La tentation est grande de s’abstenir ou de voter nul dans les deux sens du terme : un scrutin nul pour un choix politique lui-même nul.

Beaucoup d’électeurs sont en colère parce qu’on leur impose ce dilemme et que Macron lui-même a tout fait pour installer ce deuxième tour qui prive une majorité de citoyens de gauche de choisir le président ou la présidente qui convient à leur vision sociale, écologique et démocratique.

En 2002 déjà, il y a tout juste vingt ans, 83% des Français se sont convaincus de voter Chirac pour barrer la route à Le Pen (le père) ; mais Chirac, une fois élu président, n’a tenu aucun compte du sens profond de ce vote en sa faveur. Il y a cinq ans, après le second tour de la présidentielle, déjà Macron/ Le Pen (la fille), de très nombreux électeurs se sont sentis floués par la politique présentée comme de gauche et de droite (même écologique par la nomination de Nicolas Hulot comme ministre d’État) alors qu’elle ne fut qu’une politique libérale favorable à la finance et aux riches, anti-écologique, hautaine et distante de peuple !

Après avoir fragilisé une partie de la gauche, Macron a sciemment cassé la droite en favorisant l’émergence médiatique de Zemmour, puis cassé la candidate Pécresse en reprenant à son compte, comme elle l’a elle-même dénoncé, les deux propositions phares de son programme : la retraite à soixante-cinq ans et le travail obligatoire pour les bénéficiaires du RSA. C’est donc bien une politique de droite qui était annoncée par le président sortant avant le premier tour, pour arriver en tête, et qui se concrétise depuis quelques jours par l’alliance Macron/Sarkozy, laissant ainsi les électeurs de gauche, ou simplement démocrates, désemparés.

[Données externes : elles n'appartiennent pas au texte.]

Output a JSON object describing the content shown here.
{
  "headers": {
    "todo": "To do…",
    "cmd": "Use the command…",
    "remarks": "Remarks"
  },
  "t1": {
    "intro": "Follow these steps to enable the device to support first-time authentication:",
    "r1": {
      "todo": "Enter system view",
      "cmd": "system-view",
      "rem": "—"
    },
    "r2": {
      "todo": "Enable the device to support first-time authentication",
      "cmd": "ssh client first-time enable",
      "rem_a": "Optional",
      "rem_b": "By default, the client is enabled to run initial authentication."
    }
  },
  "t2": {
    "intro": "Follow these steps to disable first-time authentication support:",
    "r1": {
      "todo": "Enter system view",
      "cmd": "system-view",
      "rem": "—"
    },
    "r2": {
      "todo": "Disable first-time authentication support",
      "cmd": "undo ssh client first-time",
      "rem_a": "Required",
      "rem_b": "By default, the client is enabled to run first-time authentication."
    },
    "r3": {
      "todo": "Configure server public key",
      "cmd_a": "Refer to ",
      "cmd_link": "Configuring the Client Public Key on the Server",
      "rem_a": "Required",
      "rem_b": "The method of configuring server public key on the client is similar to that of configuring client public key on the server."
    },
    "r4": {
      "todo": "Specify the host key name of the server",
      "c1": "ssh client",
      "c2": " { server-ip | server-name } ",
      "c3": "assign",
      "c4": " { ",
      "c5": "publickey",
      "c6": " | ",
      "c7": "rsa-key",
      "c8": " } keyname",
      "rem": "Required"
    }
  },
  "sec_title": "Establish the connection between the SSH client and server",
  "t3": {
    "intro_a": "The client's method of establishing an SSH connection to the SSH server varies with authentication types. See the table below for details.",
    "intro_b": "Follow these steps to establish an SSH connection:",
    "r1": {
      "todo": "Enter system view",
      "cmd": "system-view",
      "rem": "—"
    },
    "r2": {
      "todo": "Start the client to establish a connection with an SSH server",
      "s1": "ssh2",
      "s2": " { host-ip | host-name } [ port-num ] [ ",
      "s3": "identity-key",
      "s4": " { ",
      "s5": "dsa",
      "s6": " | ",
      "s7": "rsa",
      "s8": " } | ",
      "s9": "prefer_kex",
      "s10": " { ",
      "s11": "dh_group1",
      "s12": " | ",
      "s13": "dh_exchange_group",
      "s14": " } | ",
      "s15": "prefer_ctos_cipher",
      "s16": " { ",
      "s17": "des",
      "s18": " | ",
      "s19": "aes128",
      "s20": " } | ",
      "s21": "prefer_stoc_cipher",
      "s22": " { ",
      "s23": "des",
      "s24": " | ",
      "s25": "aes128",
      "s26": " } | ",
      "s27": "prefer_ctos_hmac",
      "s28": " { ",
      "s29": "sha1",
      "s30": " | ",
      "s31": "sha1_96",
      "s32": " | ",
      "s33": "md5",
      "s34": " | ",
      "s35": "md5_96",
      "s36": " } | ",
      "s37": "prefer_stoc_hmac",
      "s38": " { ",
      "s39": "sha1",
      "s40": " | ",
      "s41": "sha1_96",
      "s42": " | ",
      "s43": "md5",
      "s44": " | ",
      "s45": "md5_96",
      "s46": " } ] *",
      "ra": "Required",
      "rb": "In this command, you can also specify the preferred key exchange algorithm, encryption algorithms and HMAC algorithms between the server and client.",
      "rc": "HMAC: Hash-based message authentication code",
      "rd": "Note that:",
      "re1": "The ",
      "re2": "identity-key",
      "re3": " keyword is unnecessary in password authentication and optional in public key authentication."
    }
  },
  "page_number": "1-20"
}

Lors des élections de 2002 et 2022, c’est le nom de Le Pen lui-même, du père ou de la fille, qui faisait barrage au vote Le Pen. Mais aujourd’hui, c’est peut-être le nom de Macron qui fait barrage au vote pour Macron !

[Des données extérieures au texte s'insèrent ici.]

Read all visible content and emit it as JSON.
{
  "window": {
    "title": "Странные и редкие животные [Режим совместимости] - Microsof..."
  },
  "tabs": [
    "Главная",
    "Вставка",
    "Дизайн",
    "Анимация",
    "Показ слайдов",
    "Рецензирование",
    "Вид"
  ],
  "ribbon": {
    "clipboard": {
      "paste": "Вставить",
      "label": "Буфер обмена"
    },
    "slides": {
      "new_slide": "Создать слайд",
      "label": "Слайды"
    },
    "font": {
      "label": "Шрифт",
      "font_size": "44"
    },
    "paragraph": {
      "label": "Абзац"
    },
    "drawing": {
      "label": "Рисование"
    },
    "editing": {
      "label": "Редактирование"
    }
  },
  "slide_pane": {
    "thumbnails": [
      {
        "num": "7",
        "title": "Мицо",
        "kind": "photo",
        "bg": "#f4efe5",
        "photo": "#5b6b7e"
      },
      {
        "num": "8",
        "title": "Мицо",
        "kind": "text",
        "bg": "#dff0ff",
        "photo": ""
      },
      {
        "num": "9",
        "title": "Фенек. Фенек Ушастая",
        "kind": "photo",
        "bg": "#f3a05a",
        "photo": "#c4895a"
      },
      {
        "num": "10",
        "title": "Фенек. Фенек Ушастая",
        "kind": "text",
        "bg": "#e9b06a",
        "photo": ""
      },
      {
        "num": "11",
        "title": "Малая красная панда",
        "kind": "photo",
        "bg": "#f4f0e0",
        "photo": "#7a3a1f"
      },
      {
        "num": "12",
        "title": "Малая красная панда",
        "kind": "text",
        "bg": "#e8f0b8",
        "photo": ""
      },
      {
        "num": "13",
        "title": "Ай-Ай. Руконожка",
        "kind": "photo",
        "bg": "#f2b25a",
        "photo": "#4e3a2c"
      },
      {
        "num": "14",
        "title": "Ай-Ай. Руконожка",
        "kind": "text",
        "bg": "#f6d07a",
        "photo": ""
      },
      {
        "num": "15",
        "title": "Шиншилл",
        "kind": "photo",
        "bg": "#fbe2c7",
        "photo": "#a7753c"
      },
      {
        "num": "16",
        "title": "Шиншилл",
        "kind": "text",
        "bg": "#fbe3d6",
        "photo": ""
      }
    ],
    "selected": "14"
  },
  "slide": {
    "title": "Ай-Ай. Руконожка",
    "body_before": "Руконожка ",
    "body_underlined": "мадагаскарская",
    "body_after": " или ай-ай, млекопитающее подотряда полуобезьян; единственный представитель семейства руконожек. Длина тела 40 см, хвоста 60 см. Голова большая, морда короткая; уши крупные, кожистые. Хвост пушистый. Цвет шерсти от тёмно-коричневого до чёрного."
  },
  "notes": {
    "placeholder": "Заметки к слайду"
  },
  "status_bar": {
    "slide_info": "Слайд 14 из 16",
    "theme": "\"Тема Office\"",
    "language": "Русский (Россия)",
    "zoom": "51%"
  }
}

S’en tenir à cette observation, c’est admettre la possible élection de Le Pen qui, en cinq ans – c’est la marque de l’échec le plus retentissant et préoccupant de ce quinquennat –, est passée d’une impossibilité absolue à une réalité envisageable. Il y a vingt ans, et même cinq ans, on pouvait se permettre de voter nul, blanc ou de s’abstenir, car il n’y avait pas de réel danger d’une victoire de l’extrême droite, ce qui n’est plus véritablement le cas aujourd’hui.

Ne pas se servir du bulletin de vote Macron, c’est en fait laisser le choix à d’autres, et ce choix aujourd’hui peut être celui de l’extrême droite.

C’est cette année, plus exactement le 24 avril prochain, qu’il faut empêcher la victoire de Le Pen devenue possible, en utilisant le bulletin de vote Macron qui n’est pas et ne sera pas un choix pour sa politique. Bien plus, la séquence politique ne s’arrêtera pas au second tour de l’élection présidentielle, car le renouvellement de l’Assemblée nationale, qui vote les lois et les budgets de l’État, se fera les 12 et 19 juin prochain. Ce sera l’occasion pour tous les électeurs de se réapproprier la démocratie confisquée par nos institutions, en empêchant le futur président Macron d’obtenir les pleins pouvoirs – comme il y a cinq ans – grâce à un groupe majoritaire à l’Assemblée nationale, composé par lui et dévoué à lui seul, quelle que soit la politique qu’il engagera, puisqu’après avoir détourné à son profit le projet politique de Pécresse, il essaie aujourd’hui, entre les deux tours, de détourner, en apparence, celui de Mélenchon !

Le rendez-vous politique de la gauche et des démocrates aura bien lieu en juin prochain après que, par le vote Macron le 24 avril, on a ensemble affirmé un non franc et massif à la présidence Le Pen.